Twin Cities startup Cascade Reading wants to use technology to reimagine the skill and boost comprehension for struggling learners.
Cascade is not publishing books or creating its own content. Instead, existing material goes into the Cascade system for its patented algorithm to rearrange in a column format readers can scan from top to bottom instead of left to right. It’s no longer a block of text. Given the vertical display, the words look like lines of poetry that appears to cascade down the screen.
A Gallup analysis of U.S. Department of Education data in 2020 found 54% of American adults read below a sixth-grade level, but Cascade believes its tech can improve literacy. The company studied fourth and fifth graders in the Milwaukee area and found students performed better on comprehension assessments after using Cascade. They also found that students with the lowest reading scores said they felt more confident using Cascade. More than half of the students said Cascade helped them to read more carefully.
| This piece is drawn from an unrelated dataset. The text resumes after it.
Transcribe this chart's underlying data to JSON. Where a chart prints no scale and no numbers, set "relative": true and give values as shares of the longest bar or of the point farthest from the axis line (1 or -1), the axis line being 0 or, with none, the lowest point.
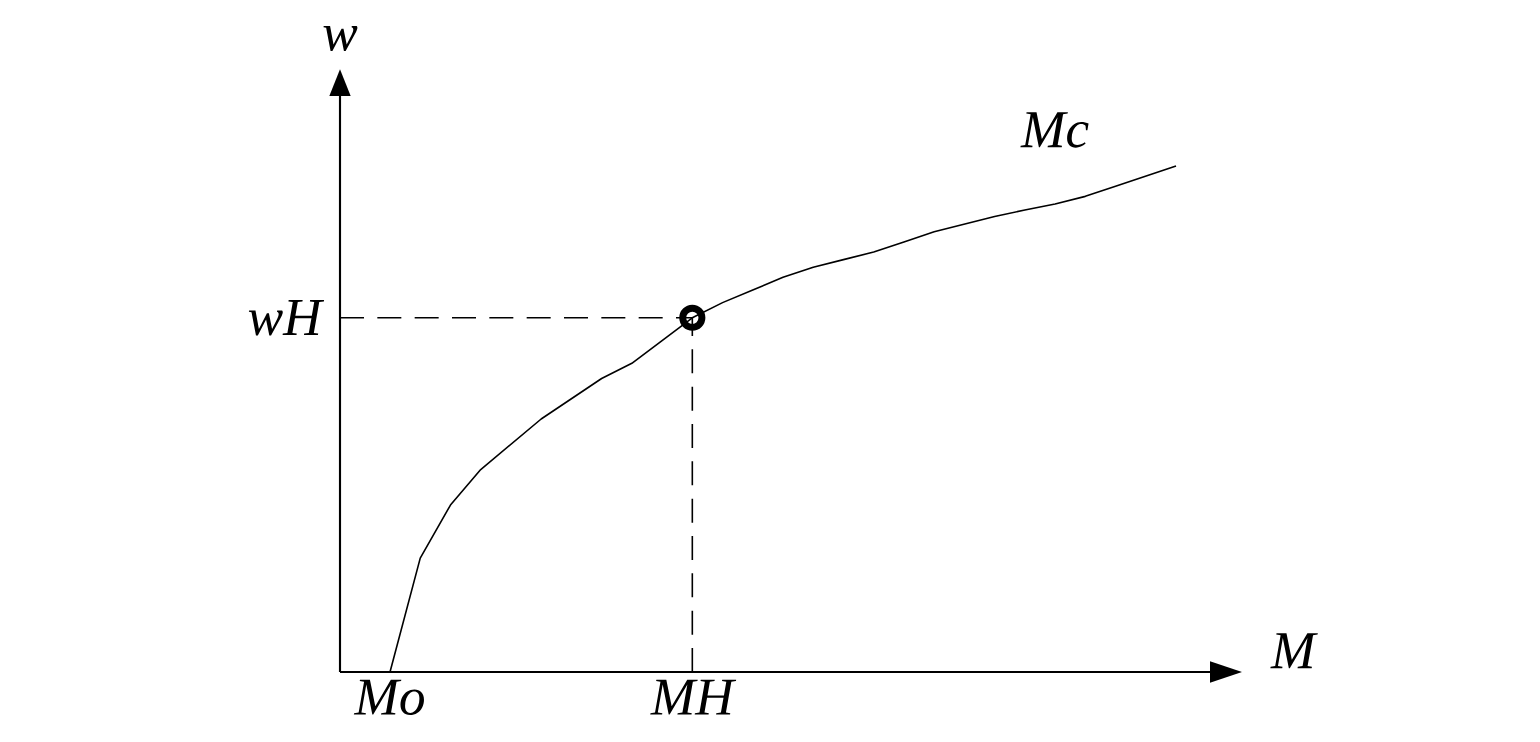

Another study found people with the first language of Korean or Mandarin fared better with English comprehension when using Cascade. Cascade recently completed three different studies, including an eye-tracking study at the University of Illinois, Urbana-Champaign that Jack Dempsey, Cascade’s director of research, said will help improve the product by understanding “how the eyes are moving across text.”
Julie Van Dyke is chief scientist for Cascade as well as a senior scientist with Haskins Laboratories, part of the Yale Child Study Center. She has been doing reading research for 25 years. She said there’s a chance Cascade could help people with reading disabilities, such as dyslexia or developmental language issues.
“People who have difficulty with comprehension are going to have the best benefit from Cascade because it’s giving these visual cues to the way the sentence is structured,” Van Dyke said.
She added: “It’s really allowing kids to not be so stressed about reading.”
Edtech boom

The onset of COVID-19 helped drive a boom for “edtech” companies like Cascade, but today’s market is much tougher.